Saturday 14 June 2014

Google, Bing and Operation Mockingbird. The CIA and Search-Engines

In January 2005, I wrote an article entitled Operation Mockingbird. At that time very little was known about this highly secret Central Intelligence Agency media operation that dated back to 1948 when Frank Wisner was appointed director of the Office of Special Projects. Soon afterwards it was renamed the Office of Policy Coordination (OPC).

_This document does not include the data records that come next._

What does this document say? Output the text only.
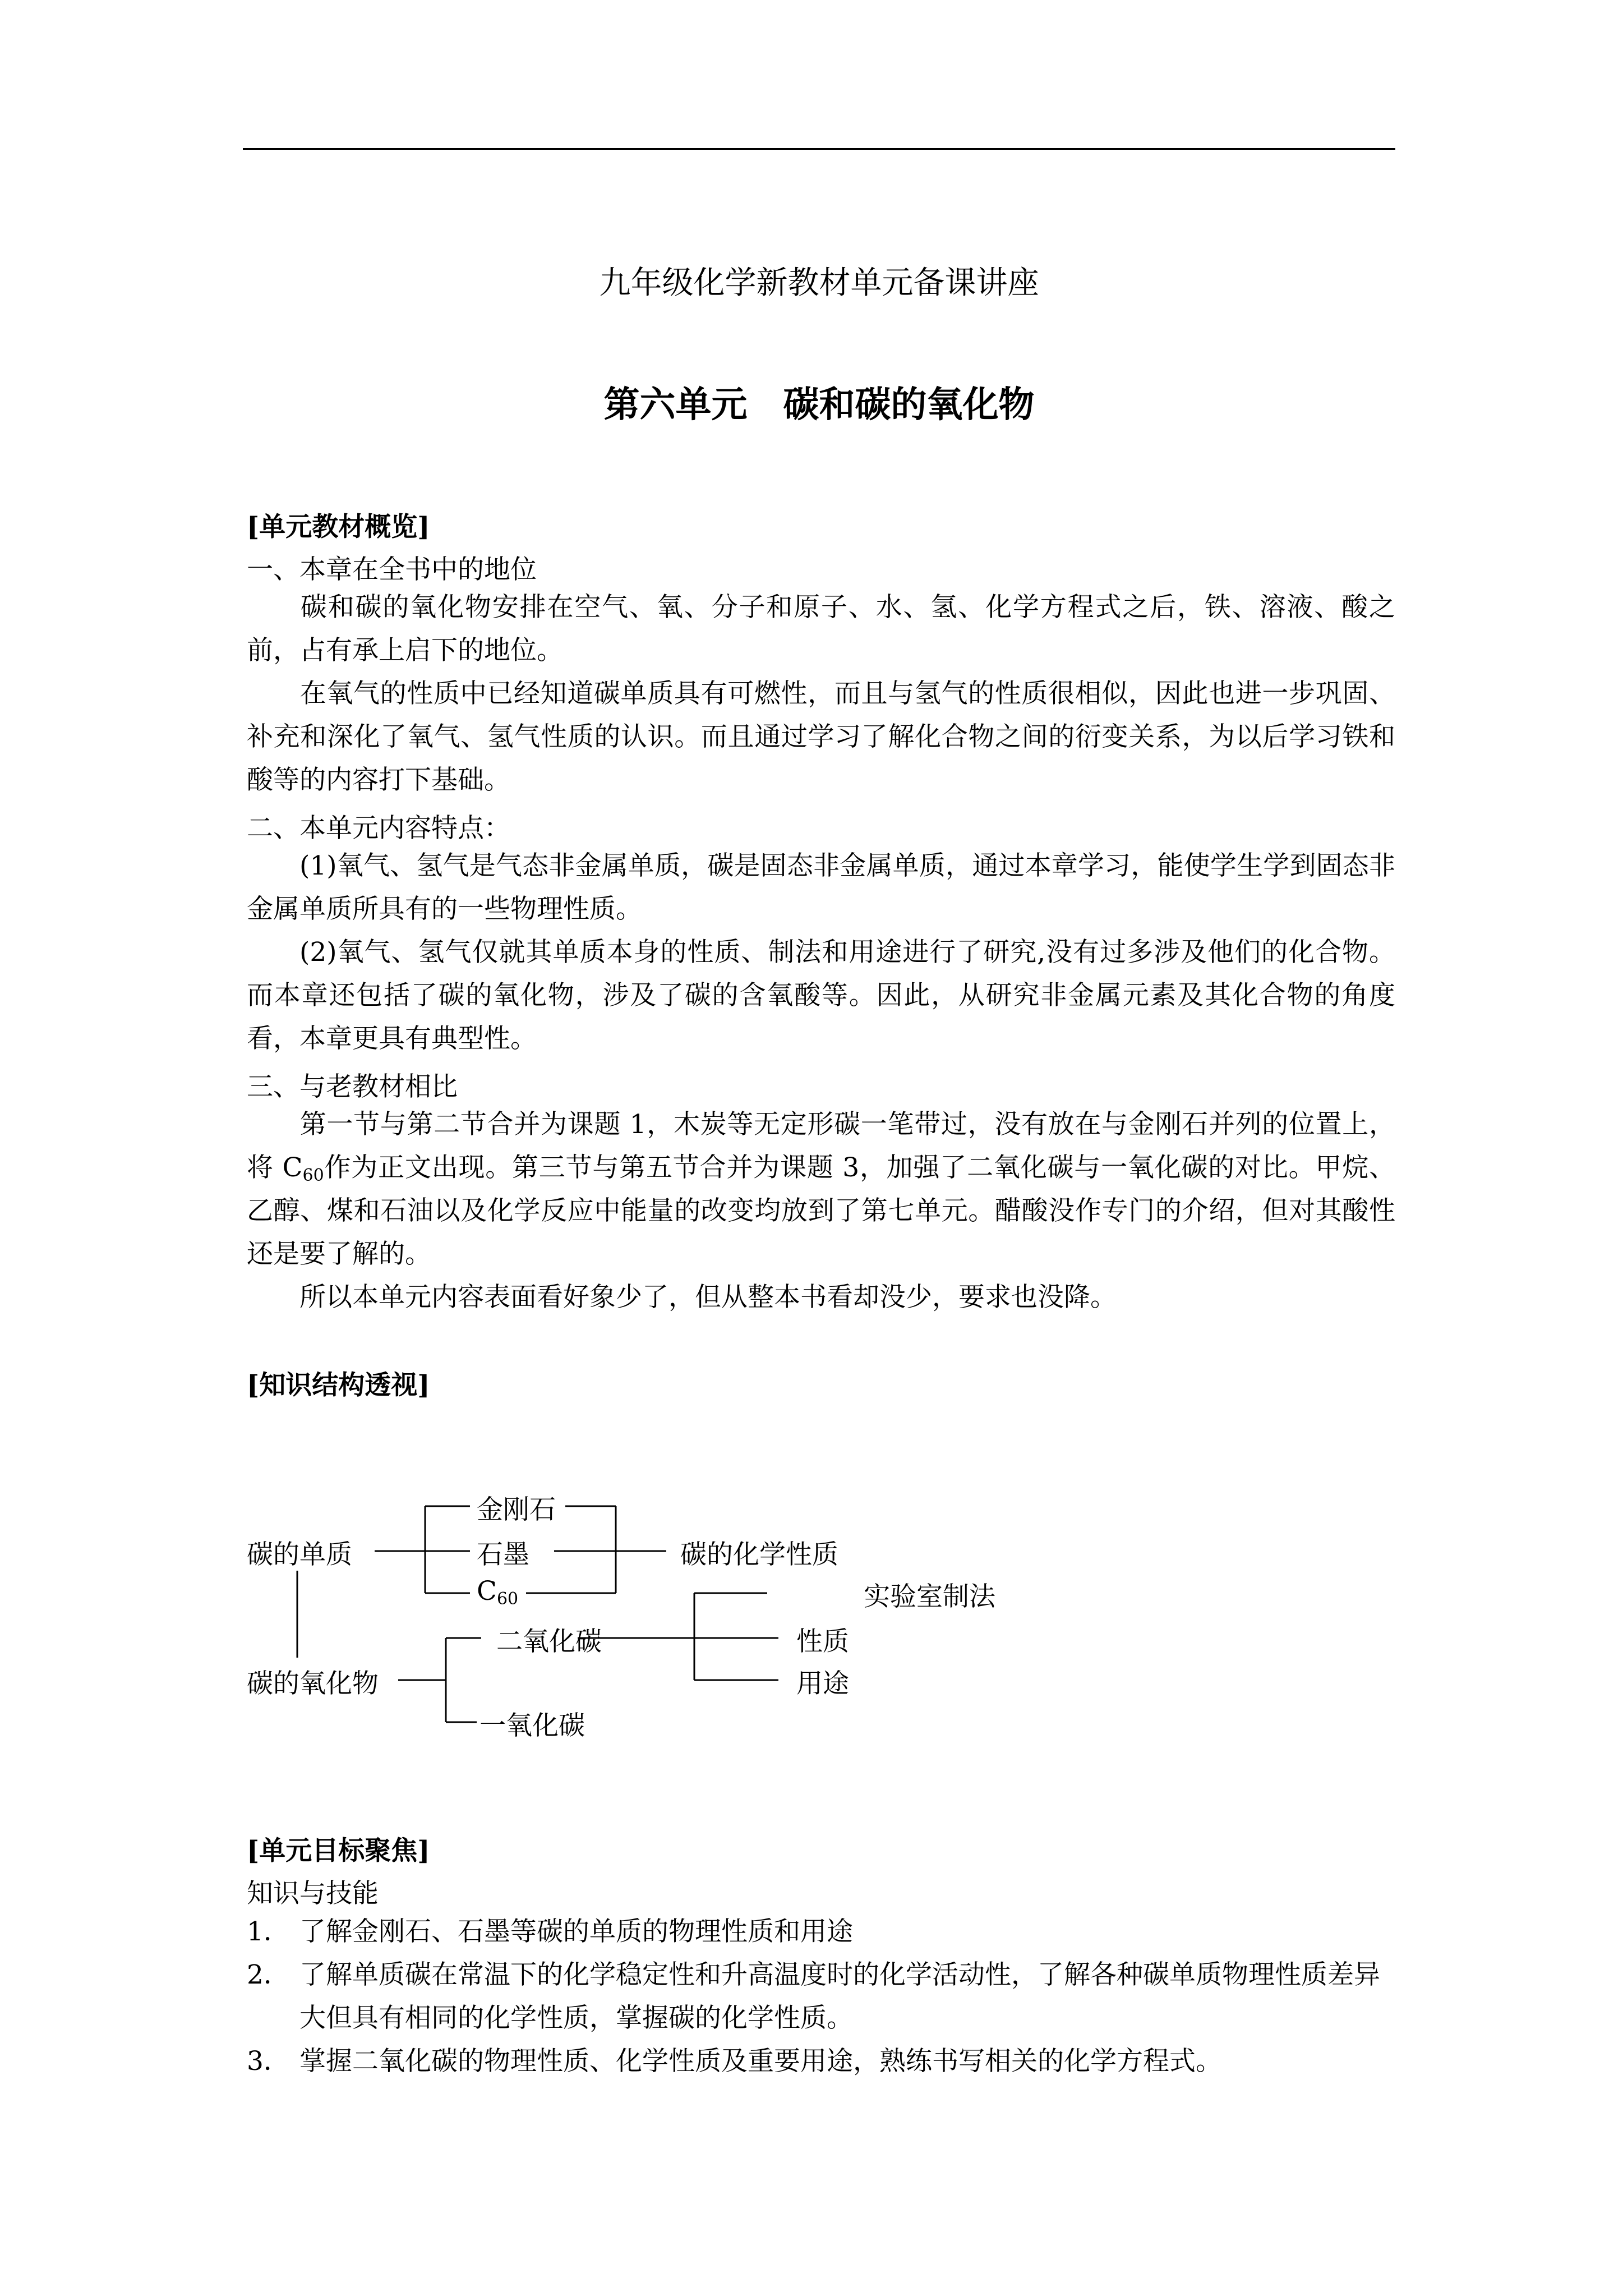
九年级化学新教材单元备课讲座
第六单元　碳和碳的氧化物
[单元教材概览]
一、本章在全书中的地位
碳和碳的氧化物安排在空气、氧、分子和原子、水、氢、化学方程式之后，铁、溶液、酸之前，占有承上启下的地位。
在氧气的性质中已经知道碳单质具有可燃性，而且与氢气的性质很相似，因此也进一步巩固、补充和深化了氧气、氢气性质的认识。而且通过学习了解化合物之间的衍变关系，为以后学习铁和酸等的内容打下基础。
二、本单元内容特点：
(1)氧气、氢气是气态非金属单质，碳是固态非金属单质，通过本章学习，能使学生学到固态非金属单质所具有的一些物理性质。
(2)氧气、氢气仅就其单质本身的性质、制法和用途进行了研究,没有过多涉及他们的化合物。而本章还包括了碳的氧化物，涉及了碳的含氧酸等。因此，从研究非金属元素及其化合物的角度看，本章更具有典型性。
三、与老教材相比
第一节与第二节合并为课题 1，木炭等无定形碳一笔带过，没有放在与金刚石并列的位置上，将 $C_{60}$作为正文出现。第三节与第五节合并为课题 3，加强了二氧化碳与一氧化碳的对比。甲烷、乙醇、煤和石油以及化学反应中能量的改变均放到了第七单元。醋酸没作专门的介绍，但对其酸性还是要了解的。
所以本单元内容表面看好象少了，但从整本书看却没少，要求也没降。
[知识结构透视]
碳的单质
金刚石
石墨
$C_{60}$
碳的化学性质
碳的氧化物
二氧化碳
一氧化碳
实验室制法
性质
用途
[单元目标聚焦]
知识与技能
1． 了解金刚石、石墨等碳的单质的物理性质和用途
2． 了解单质碳在常温下的化学稳定性和升高温度时的化学活动性，了解各种碳单质物理性质差异大但具有相同的化学性质，掌握碳的化学性质。
3． 掌握二氧化碳的物理性质、化学性质及重要用途，熟练书写相关的化学方程式。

This became the espionage and counter-intelligence branch of the CIA. Wisner was told to create an organization that concentrated on "propaganda, economic warfare; preventive direct action, including sabotage, anti-sabotage, demolition and evacuation measures; subversion against hostile states, including assistance to underground resistance groups, and support of indigenous anti-Communist elements in threatened countries of the free world."

Later that year Wisner established Mockingbird, a program to influence the domestic American media. Wisner recruited Philip Graham, the publisher of the Washington Post, to run the project within the industry. Graham himself recruited others who had worked for military intelligence during the war. This included James Truitt, Russell Wiggins, Phil Geyelin, John Hayes and Alan Barth. Others like Stewart Alsop, Joseph Alsop and James Reston, were recruited from within the Georgetown Set. According to Deborah Davis, the author of Katharine the Great (1979): "By the early 1950s, Wisner 'owned' respected members of the New York Times, Newsweek, CBS and other communications vehicles."